If we were to pass this and get back to truly bargaining, the parties would actually understand that they had to bargain and that they had to get to a conclusion. What we have learned in the bargaining process, those of us who have intimate knowledge of it, those of us who have done it, is that we eventually get to the end of that process. We get it resolved. We never win everything we want, but neither do we lose everything we think we are going to lose. At the end, we actually have an agreement between the parties that allows those parties to continue forward, that company to flourish, and those workers to be rewarded in the sense that they feel is justified.
However, when we have replacement workers, what enters into that process makes it very difficult. In fact, it is poison. After everything gets resolved, we have a poisoned atmosphere when the workers who went strike or got locked out eventually return to work.
I will use my Conservative colleagues across the way as an example. We will still be in the same place at the end of the day. What that means is that we will still have to work together.
If we poison the atmosphere because we bring in scabs, that atmosphere remains poisoned for years, in some situations, because folks do not forgive that easily when they have been left out not just necessarily in the cold but have been left in poverty because they have not been able to get back to work when indeed a bargaining process could have enabled that to happen.
So we end up with a situation that is avoidable. That is the real dilemma in all of this. It is an unnatural thing that gets brought into the bargaining process. The times we see replacement workers, in nearly every instance, it is in a unionized workplace. I do not know of any other circumstances, and I will allow other members to perhaps teach me some history that I may not know of where we see replacement scab workers coming into a workplace that is non-unionized. It is only targeted at those workplaces where the workers themselves, in a democratic process, have chosen to be organized and have chosen the union to represent them. They have said to that employer that this is the group they wish to have speak for them. Yet we as a government have the ability to make sure that level playing field happens again and that we do not have that third intrusion, which really is this gap.
When we talk about democratic rights, about human rights, and about the right to organize and bargain, this is a fundamental principle. If memory serves me correctly, there was an appeal to the charter about the right to organize a union for a specific sector of workers, and the charter spoke to that and said they had the absolute right.
I would suggest that what we need to see is the absolute right for the bargaining process to be allowed to continue to its fruition. Again, as I say, it will not always be perfect. The bargaining process never is, because it is with opposing parties, having opposing views, and trying to find resolution. However, what I do know is that the parties, especially when it comes to organized labour, understand and take their responsibility very seriously. They understand that taking their members out on strike will indeed cause great hardship on their members.

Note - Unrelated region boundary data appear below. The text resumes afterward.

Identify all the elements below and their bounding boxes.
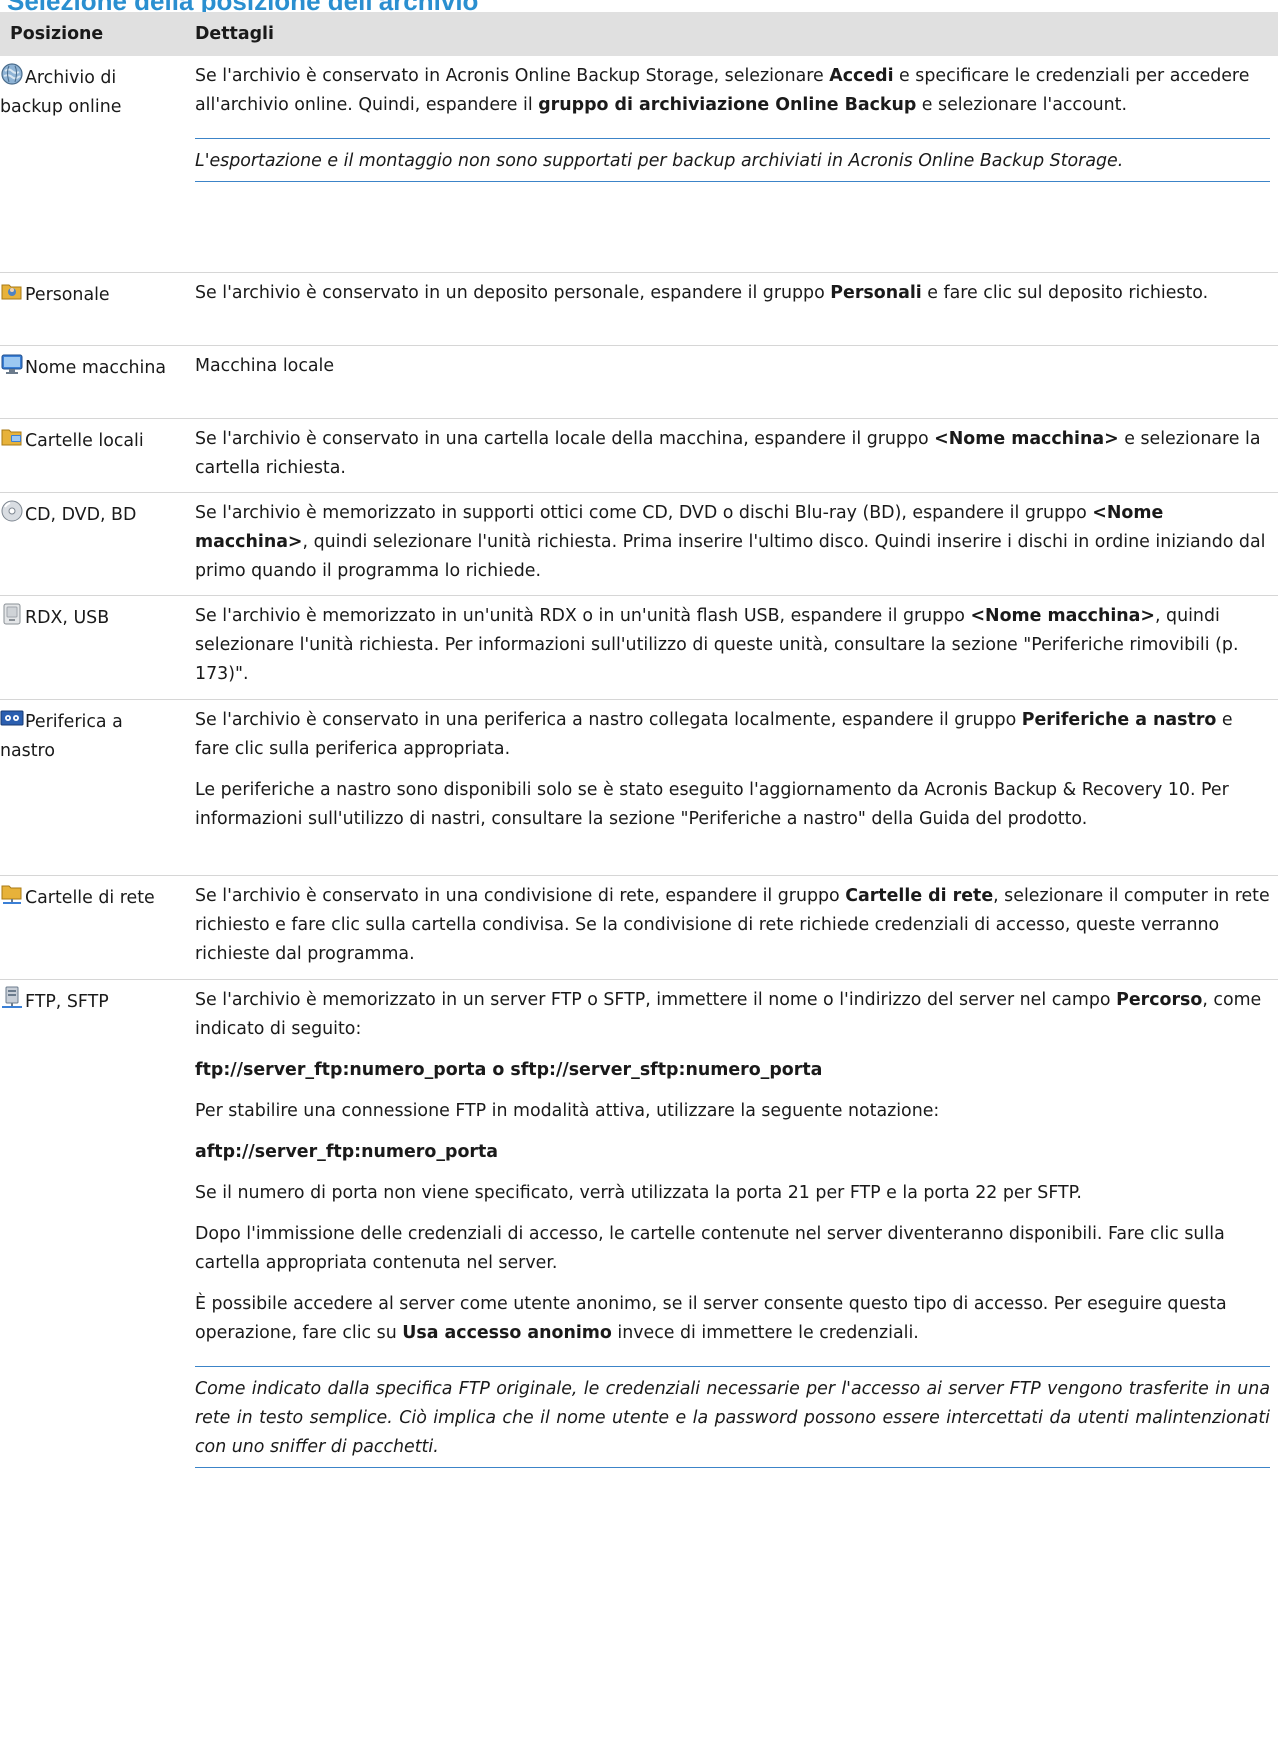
location-cell-online[interactable]: Archivio di backup online bbox=[0, 56, 183, 273]
computer-icon bbox=[0, 352, 24, 376]
aftp-syntax: aftp://server_ftp:numero_porta bbox=[195, 1141, 499, 1162]
details-text: Se l'archivio è conservato in una cartel… bbox=[195, 428, 1261, 478]
details-text: Se l'archivio è memorizzato in supporti … bbox=[195, 502, 1266, 581]
details-cell: Se l'archivio è memorizzato in supporti … bbox=[183, 492, 1278, 596]
location-label: CD, DVD, BD bbox=[25, 504, 137, 525]
header-position: Posizione bbox=[0, 12, 183, 56]
table-row: FTP, SFTP Se l'archivio è memorizzato in… bbox=[0, 979, 1278, 1477]
ftp-syntax: ftp://server_ftp:numero_porta o sftp://s… bbox=[195, 1059, 823, 1080]
removable-drive-icon bbox=[0, 602, 24, 626]
table-row: Cartelle locali Se l'archivio è conserva… bbox=[0, 418, 1278, 493]
table-row: Personale Se l'archivio è conservato in … bbox=[0, 272, 1278, 346]
details-text: Se il numero di porta non viene specific… bbox=[195, 1182, 1082, 1203]
details-text: Se l'archivio è memorizzato in un server… bbox=[195, 989, 1262, 1039]
details-cell: Se l'archivio è conservato in una cartel… bbox=[183, 418, 1278, 493]
network-folder-icon bbox=[0, 882, 24, 906]
globe-icon bbox=[0, 62, 24, 86]
location-cell-local-folders[interactable]: Cartelle locali bbox=[0, 418, 183, 493]
details-text: Se l'archivio è conservato in Acronis On… bbox=[195, 66, 1250, 115]
details-cell: Se l'archivio è conservato in una condiv… bbox=[183, 875, 1278, 980]
details-cell: Macchina locale bbox=[183, 345, 1278, 419]
location-label: FTP, SFTP bbox=[25, 991, 109, 1012]
location-label: Personale bbox=[25, 284, 110, 305]
note-text: Come indicato dalla specifica FTP origin… bbox=[195, 1365, 1270, 1468]
details-cell: Se l'archivio è memorizzato in un server… bbox=[183, 979, 1278, 1477]
details-text: Se l'archivio è conservato in una condiv… bbox=[195, 885, 1270, 964]
details-text: Se l'archivio è memorizzato in un'unità … bbox=[195, 605, 1239, 684]
details-text: Dopo l'immissione delle credenziali di a… bbox=[195, 1223, 1225, 1273]
table-row: Archivio di backup online Se l'archivio … bbox=[0, 56, 1278, 273]
location-table: Posizione Dettagli Archivio di backup on… bbox=[0, 12, 1278, 1477]
table-row: Nome macchina Macchina locale bbox=[0, 345, 1278, 419]
optical-disc-icon bbox=[0, 499, 24, 523]
header-details: Dettagli bbox=[183, 12, 1278, 56]
details-cell: Se l'archivio è conservato in un deposit… bbox=[183, 272, 1278, 346]
location-cell-ftp[interactable]: FTP, SFTP bbox=[0, 979, 183, 1477]
details-cell: Se l'archivio è conservato in una perife… bbox=[183, 699, 1278, 876]
location-label: Cartelle di rete bbox=[25, 887, 155, 908]
location-cell-network-folders[interactable]: Cartelle di rete bbox=[0, 875, 183, 980]
table-row: RDX, USB Se l'archivio è memorizzato in … bbox=[0, 595, 1278, 700]
location-cell-machine[interactable]: Nome macchina bbox=[0, 345, 183, 419]
details-cell: Se l'archivio è memorizzato in un'unità … bbox=[183, 595, 1278, 700]
location-label: Nome macchina bbox=[25, 357, 167, 378]
details-text: È possibile accedere al server come uten… bbox=[195, 1293, 1227, 1343]
details-text: Le periferiche a nastro sono disponibili… bbox=[195, 779, 1229, 829]
location-cell-tape[interactable]: Periferica a nastro bbox=[0, 699, 183, 876]
note-text: L'esportazione e il montaggio non sono s… bbox=[195, 138, 1270, 182]
table-row: Cartelle di rete Se l'archivio è conserv… bbox=[0, 875, 1278, 980]
details-text: Macchina locale bbox=[195, 355, 335, 376]
location-cell-optical[interactable]: CD, DVD, BD bbox=[0, 492, 183, 596]
details-text: Se l'archivio è conservato in una perife… bbox=[195, 709, 1233, 759]
table-row: CD, DVD, BD Se l'archivio è memorizzato … bbox=[0, 492, 1278, 596]
table-row: Periferica a nastro Se l'archivio è cons… bbox=[0, 699, 1278, 876]
ftp-server-icon bbox=[0, 986, 24, 1010]
details-text: Se l'archivio è conservato in un deposit… bbox=[195, 282, 1209, 303]
tape-device-icon bbox=[0, 706, 24, 730]
personal-vault-icon bbox=[0, 279, 24, 303]
details-cell: Se l'archivio è conservato in Acronis On… bbox=[183, 56, 1278, 273]
location-label: Cartelle locali bbox=[25, 430, 144, 451]
details-text: Per stabilire una connessione FTP in mod… bbox=[195, 1100, 940, 1121]
table-header-row: Posizione Dettagli bbox=[0, 12, 1278, 56]
location-label: RDX, USB bbox=[25, 607, 110, 628]
location-cell-personal[interactable]: Personale bbox=[0, 272, 183, 346]
location-cell-removable[interactable]: RDX, USB bbox=[0, 595, 183, 700]
local-folder-icon bbox=[0, 425, 24, 449]
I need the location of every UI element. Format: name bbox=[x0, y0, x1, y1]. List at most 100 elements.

They do not do it lightly.
I think if we had the ability to make sure that the process was not interrupted by replacement workers, we would absolutely find that process moved more quickly, came to better results, gave us more harmonious labour relations, and indeed, at the end of it, made sure that we did not see another gentleman like the one we saw in Chatham, who is maimed for life.
I think that is why we need to have this done. We need to support this bill. I would encourage all members in the House to support it because it really is about protecting workers, and I think that is what we all stand for.